И тогда думал Колька Почечкин: «Почему же взрослые считают, что только для них сделаны в этой жизни подвиги? Почему?» И теперь эта мысль пришла ему в голову. И немедленно появилась другая мысль: «А вдруг я спалюсь, а все равно школа будущего погибнет. И снова кто-нибудь возьмет да скажет: „А зря Колька полез в огонь. Дурак. Мы вот все живем, а его нет и никогда не будет“». Впрочем, Коля эту мысль тут же прогнал, потому что, прежде чем войти в огонь, ему нужно было еще заколоть Белль-Ланкастерского, а потом произнести убийственные слова в адрес Марафоновой.
— Вы думаете, Клавдия Степановна, что мы ничего не знаем про вас. Все знаем! Знаем, почему вы отчислили из нашей школы Волкова Валентина Антоновича. И теперь собираетесь отчислить Попова, Дятла и Смолу. Только не дадим вам этого сделать!
— Прости меня, Коля, — станет, конечно, выкручиваться Марафонова. — Но ты же собирался закалывать Белль-Ланкастерского. Что же ты медлишь, деточка?
— И здесь вы ведете себя как предательница. Посмотрите на этого жалкого труса. Разве он достоин, чтобы его закололи шпагой? Его надо просто высечь хворостиной. Увести подсудимого! — приказал Коля, и Саша Злыдень с Касьяном и Ребровым увели инспектора. — Ну а теперь, друзья мои, давайте прощаться! — обратился он к погрустневшим товарищам. — Ты, Маша, со Славкой дружи. Он, может быть, и поумнеет, если будет тебя слушаться. А так человек он неплохой. Работящий. Все у вас будет хорошо в этой жизни. Не забывайте меня, люди добрые. — У Коли даже слезы навернулись на глаза. И Эльба заскулила еще сильнее.
И Коля, может быть, и шагнул бы в костер, если бы не Петровна. Впрочем, он ждал какого-нибудь чуда. Ждал даже тогда, когда до костра оставалось всего лишь полтора шага и двадцать сантиметров. А чудо не замедлило явиться в лице старой Петровны, которая прибежала вдруг на костровую площадку с ведром в руке. Обидно, конечно, было Коле, что появилась Петровна, а не Маша в образе мадонны, но что поделаешь, жизнь есть жизнь. Наверное, именно это и хотела сказать необразованная, но очень добрая Петровна, у которой уж точно с богиней Красоты полное взаимопонимание. Петровна плеснула прямо в костер из полной цыбарки отвратительно пахнущую, но, должно быть, волшебную жидкость, отчего костер вмиг превратился в туманный пепел, и Коле Почечкину пришлось ступить на мягкую серую золу. А Петровна кричала:
— Да деж це слыхано, щоб жива людына в огонь лизла. От чортова дитвора! Таке придумае. А ну марш видциля, а то я зараз!..
Коля обрадовался такому концу. Обрадовался еще и потому, что окружающие одобрили весь этот прекрасный финал. Даже Владимир Петрович Попов сказал:
— Что ж, мальчик доказал свою готовность защищать великую идею до самого последнего конца.

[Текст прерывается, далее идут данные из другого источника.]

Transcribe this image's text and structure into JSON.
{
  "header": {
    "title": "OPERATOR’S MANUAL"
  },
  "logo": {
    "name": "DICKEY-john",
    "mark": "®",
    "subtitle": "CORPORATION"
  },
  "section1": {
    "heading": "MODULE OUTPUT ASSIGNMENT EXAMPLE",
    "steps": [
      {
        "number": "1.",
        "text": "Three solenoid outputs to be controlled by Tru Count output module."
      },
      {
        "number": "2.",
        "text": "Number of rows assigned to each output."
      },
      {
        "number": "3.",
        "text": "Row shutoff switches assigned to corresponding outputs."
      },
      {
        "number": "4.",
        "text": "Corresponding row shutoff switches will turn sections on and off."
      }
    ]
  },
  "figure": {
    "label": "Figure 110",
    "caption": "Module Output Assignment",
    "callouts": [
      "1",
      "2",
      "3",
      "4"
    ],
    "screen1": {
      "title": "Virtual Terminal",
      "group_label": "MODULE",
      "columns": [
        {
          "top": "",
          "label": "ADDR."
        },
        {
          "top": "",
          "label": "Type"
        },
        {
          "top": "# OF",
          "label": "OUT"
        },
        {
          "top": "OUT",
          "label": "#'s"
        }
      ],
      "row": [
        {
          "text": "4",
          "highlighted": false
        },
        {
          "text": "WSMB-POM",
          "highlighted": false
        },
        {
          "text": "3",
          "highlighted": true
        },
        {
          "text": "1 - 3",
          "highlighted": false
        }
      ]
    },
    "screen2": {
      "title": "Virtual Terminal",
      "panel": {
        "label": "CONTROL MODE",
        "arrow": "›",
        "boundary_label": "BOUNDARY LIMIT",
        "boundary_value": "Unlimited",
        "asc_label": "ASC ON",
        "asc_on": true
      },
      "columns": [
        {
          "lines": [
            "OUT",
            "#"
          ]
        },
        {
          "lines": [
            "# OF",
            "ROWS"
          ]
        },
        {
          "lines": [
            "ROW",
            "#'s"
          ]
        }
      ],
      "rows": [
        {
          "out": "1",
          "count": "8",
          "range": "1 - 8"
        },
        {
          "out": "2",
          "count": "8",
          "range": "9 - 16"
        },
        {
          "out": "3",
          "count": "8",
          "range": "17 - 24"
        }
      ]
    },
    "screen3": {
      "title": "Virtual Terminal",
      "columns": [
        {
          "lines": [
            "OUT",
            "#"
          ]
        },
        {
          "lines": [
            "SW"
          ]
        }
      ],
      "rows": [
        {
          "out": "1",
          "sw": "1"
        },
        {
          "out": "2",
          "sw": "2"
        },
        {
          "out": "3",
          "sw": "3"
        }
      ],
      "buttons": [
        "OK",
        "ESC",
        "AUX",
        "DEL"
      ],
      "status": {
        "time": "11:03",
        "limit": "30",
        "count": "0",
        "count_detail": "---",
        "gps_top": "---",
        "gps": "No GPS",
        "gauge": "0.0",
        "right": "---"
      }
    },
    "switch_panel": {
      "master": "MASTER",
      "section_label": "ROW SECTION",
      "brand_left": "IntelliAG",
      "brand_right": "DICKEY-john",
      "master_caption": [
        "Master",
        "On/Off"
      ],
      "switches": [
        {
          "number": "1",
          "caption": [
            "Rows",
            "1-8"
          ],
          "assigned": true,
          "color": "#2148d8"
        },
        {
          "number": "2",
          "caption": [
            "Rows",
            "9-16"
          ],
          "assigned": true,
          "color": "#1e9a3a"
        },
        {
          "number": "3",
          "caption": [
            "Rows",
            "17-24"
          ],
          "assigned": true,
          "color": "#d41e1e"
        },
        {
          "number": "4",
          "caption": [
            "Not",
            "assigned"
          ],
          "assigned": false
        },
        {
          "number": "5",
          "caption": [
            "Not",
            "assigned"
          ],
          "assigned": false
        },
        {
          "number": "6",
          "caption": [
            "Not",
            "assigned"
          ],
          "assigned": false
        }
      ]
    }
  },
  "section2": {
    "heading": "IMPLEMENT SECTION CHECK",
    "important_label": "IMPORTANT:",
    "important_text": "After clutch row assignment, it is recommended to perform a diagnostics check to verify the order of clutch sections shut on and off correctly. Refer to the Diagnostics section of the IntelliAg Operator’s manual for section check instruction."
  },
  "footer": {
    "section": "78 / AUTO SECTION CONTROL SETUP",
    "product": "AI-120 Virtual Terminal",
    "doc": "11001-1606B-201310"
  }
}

И оттого что так отчетливо послышался ему голос Владимира Петровича, решимости еще больше прибавилось в душе. Он побежал на настоящую сегодняшнюю территорию интерната. Вбежал на крыльцо административного корпуса, едва не сшиб с ног Александра Ивановича, беседовавшего со Смолой, и влетел в кабинет Шарова, где продолжалось расследование всех недостатков развития школы будущего.
Очевидно, вид у Коли был страшный. Все замерли, глядя на Золотого мальчика.
— Вы не имели права так поступать! — сказал он, обращаясь к Марафоновой.
— Что с тобой, Коля? — удивлялась Клавдия Степановна.
— Вы очень нехороший человек! — сказал Коля.
— За что же такая неблагодарность, Коленька? — ласково сказал Белль-Ланкастерский, пытаясь погладить мальчика по головке. — Мяса столько съел. Буженину съел. А теперь ругаешься.
— И вы тоже нехороший человек. Уезжайте отсюда! Все уезжайте!
Последние слова привели в замешательство присутствующих. Быстрее всех сообразил, как надо поступить, Шаров. Он сказал:
— Коля, никто не давал тебе право так разговаривать с нашими дорогими гостями. Успокойся. — Шаров подошел к Почечкину. Потрогал головку. — О, да у тебя жар. А ну гукнить врача, — крикнул он в окно. А сам снял с себя пиджак и укрыл им Колю.